Sunday, December 18, 2016

Being nice is not always rewarding.

I've had problems in the past with people taking advantage of me, but family is family, you're supposed to be nice to each other. So, when I go off work, I called and asked my older bother if he wants anything to eat, despite the fact that I've been trying to save money for textbooks. So I arrive home with the food, and my brother has a pizza in the oven. Okay, so now I'm a little pissed, he had been cooking food when I called him, and didn't say anything? Then I give him his food, and inform him that they didn't have what he wanted, so I got him something else. His response? "aww that's the worst thing they have."
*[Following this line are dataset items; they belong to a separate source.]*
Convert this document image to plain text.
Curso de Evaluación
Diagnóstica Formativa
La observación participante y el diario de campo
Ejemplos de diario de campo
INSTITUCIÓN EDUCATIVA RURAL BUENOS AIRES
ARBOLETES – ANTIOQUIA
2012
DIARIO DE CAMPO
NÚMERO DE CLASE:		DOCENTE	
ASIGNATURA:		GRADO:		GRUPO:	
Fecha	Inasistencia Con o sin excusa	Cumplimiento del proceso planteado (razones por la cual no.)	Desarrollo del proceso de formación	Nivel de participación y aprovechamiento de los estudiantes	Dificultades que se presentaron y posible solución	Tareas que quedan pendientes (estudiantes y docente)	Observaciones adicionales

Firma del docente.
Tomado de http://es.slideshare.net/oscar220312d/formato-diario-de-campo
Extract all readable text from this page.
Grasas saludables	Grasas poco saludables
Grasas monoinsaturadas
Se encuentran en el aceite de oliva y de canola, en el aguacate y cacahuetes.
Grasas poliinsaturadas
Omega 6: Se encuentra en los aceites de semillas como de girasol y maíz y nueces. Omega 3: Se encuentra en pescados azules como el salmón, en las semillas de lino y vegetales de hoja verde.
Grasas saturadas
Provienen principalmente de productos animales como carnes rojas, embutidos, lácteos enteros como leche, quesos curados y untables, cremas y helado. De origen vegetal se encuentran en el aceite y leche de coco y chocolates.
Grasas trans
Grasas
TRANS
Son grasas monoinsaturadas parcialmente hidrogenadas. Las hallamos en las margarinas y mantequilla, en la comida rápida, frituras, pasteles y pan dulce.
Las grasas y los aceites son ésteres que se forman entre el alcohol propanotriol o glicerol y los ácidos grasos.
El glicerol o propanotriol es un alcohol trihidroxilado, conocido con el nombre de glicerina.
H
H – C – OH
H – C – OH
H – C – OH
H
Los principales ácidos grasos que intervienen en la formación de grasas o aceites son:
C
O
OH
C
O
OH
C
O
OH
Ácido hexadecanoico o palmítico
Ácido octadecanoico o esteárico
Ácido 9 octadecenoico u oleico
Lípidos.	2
I had no words. I dropped his food and left.

I just do not understand how someone can be so ungrateful. I bought his breakfast this morning, he didn't ask, he just took my change and got something. The worst part is that our grandfather gave him $700 to piss away, but grandfather doesn't like me. I could have used that money on college.

My brother doesn't see it that way, he might be 26 and unemployed, but he claims he made this huge sacrifice I DIDN'T ASK FOR. He left his girlfriend to come back home and "get the band back together." But I didn't ask for that, none of the members did. 2 of us are in college and the other is engaged. We have shit going on, but now we have this obligation to him for this sacrifice that he thinks he made. Sure, I like playing the occasional show, but I'm not going to throw my money away and drop out of college for it.

I am just so tired of everyone in my life acting like I'm the bitch when I get sick of being taken for granted. I don't like the cold person that they turn me into. I can't afford to move out anytime soon either, as I'm already struggling to put together 2 grand for textbooks.

I got tipped $20 last night, and I cried because I was so grateful to the kindness of a stranger, yet my own family can't even give me a simple "thank you."

There probably isn't anything I can do. As bad as I feel for thinking this, I wish he never moved back. My grades were up, I was more confident, I had stopped stress eating, I didn't drink. He obviously can't make me do anything, but I have my own issues, the worst of which is the inability to like myself if I don't do the right thing. The guilt eats me alive, even writing this about makes me feel bad. I don't have the time or money for a therapist right now, and I don't really have anyone to talk to, so I just wanted to vent.